Our final thoughts were about security, and this had two parts to it. The first consideration was letting workmen into our home. A study by Professor Rudolph Zinn among incarcerated criminals found that 75% of break-ins are based on inside information, usually gleaned from domestic employees or workmen. So we weren’t keen on that. See this article about house burglary in South Africa.
The other issue was access to keys with a door installation. A break in can happen without much (or any for that matter) noise using a doggy door to get your house keys.
The alternative to a cat flap or doggy door
My relationship with Lock Latch started when our eldest daughter Katie heard inventor Anthony Bairos talking on the radio about his new invention called Lock Latch. Kate suggested we consider Lock Latch instead of a cat flap. I checked out the website, phoned Ant and ordered my latch. When it arrived it took less than 15 minutes to install and Cersei used it straight away.
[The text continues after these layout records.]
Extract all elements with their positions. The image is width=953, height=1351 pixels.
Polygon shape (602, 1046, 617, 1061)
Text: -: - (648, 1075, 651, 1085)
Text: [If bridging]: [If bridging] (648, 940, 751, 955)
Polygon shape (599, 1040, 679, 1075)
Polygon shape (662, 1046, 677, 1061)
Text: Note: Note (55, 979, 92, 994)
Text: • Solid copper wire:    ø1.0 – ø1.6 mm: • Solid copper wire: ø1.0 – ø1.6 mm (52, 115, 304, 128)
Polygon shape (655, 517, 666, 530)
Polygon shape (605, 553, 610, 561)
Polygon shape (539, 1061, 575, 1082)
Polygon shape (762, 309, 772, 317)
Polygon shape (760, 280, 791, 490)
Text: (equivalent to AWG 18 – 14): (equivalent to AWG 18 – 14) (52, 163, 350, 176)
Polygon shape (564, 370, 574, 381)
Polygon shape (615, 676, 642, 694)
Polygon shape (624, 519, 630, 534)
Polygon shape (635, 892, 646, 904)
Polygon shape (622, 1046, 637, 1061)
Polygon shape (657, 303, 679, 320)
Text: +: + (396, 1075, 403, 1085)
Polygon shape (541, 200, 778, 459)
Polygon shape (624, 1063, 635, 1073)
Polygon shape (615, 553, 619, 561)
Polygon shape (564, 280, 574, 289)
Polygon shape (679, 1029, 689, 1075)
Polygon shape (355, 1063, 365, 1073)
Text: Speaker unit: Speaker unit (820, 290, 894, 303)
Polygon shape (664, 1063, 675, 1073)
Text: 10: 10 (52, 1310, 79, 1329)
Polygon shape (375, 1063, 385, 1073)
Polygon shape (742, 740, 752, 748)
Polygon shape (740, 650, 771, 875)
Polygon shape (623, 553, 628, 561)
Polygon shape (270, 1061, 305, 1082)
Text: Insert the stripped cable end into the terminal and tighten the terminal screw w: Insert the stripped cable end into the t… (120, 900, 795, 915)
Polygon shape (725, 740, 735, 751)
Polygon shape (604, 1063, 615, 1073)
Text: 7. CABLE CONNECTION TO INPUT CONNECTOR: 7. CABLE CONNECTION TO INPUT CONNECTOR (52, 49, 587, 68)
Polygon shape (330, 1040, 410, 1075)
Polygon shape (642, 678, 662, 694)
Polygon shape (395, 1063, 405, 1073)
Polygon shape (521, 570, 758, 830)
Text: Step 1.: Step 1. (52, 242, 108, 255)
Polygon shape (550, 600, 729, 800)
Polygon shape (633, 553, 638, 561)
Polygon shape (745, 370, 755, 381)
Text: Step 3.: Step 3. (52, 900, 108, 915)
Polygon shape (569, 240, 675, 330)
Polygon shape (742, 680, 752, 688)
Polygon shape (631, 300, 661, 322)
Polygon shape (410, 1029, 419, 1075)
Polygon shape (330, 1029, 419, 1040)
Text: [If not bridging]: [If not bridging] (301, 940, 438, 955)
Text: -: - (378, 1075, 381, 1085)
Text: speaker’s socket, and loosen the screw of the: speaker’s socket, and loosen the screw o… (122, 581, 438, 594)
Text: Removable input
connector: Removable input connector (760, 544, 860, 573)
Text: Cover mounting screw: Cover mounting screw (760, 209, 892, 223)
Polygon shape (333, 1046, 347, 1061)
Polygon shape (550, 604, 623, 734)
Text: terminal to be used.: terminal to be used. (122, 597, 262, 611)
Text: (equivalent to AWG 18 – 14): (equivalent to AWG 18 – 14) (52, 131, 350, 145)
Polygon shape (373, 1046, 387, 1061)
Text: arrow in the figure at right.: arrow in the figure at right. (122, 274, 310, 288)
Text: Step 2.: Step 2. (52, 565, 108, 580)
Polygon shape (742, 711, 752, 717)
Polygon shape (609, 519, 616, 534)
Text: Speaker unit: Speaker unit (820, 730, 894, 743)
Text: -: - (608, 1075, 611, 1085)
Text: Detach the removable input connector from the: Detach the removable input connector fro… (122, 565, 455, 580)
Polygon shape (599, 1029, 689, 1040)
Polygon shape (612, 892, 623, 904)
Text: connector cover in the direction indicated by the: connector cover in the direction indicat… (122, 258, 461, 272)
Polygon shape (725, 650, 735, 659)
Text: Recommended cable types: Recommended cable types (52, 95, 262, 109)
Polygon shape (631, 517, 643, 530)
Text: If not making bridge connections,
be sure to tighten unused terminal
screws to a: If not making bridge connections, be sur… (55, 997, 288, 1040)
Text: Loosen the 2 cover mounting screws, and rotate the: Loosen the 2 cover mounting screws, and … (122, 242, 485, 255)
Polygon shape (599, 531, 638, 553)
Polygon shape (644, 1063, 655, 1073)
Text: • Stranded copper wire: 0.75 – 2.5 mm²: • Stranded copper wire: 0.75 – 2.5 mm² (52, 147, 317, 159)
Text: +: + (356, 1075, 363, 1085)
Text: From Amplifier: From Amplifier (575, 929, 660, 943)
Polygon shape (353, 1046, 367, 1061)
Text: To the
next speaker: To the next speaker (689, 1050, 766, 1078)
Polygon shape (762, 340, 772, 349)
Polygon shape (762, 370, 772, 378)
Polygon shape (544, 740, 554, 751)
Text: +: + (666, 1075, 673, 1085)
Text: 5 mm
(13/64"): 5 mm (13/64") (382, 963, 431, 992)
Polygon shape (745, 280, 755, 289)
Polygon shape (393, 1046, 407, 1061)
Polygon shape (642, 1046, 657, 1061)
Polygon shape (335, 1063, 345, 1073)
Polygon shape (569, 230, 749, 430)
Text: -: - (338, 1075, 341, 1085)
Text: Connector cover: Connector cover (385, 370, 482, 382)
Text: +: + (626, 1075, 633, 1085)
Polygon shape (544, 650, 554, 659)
I installed a Lock Latch as it ticked all the boxes after some pretty extensive research. So if you’ll excuse my partisan opinion, here’s why I think Lock Latch is a better alternative to a cat flap or doggy door:
- It’s less expensive.
- It’s easy to install and you can do it yourself.
- It has a lifetime guarantee.
- It’s adjustable to fit most pet sizes.
- Fits any door or window whatever it’s made of and whichever way it opens.
- The installation causes little damage.
- It’s a layer of security that also allows you to keep windows and doors open but locked, to let the fresh air in.
- Dogs and cats are used to using an open window or door so little or no training or luck is required.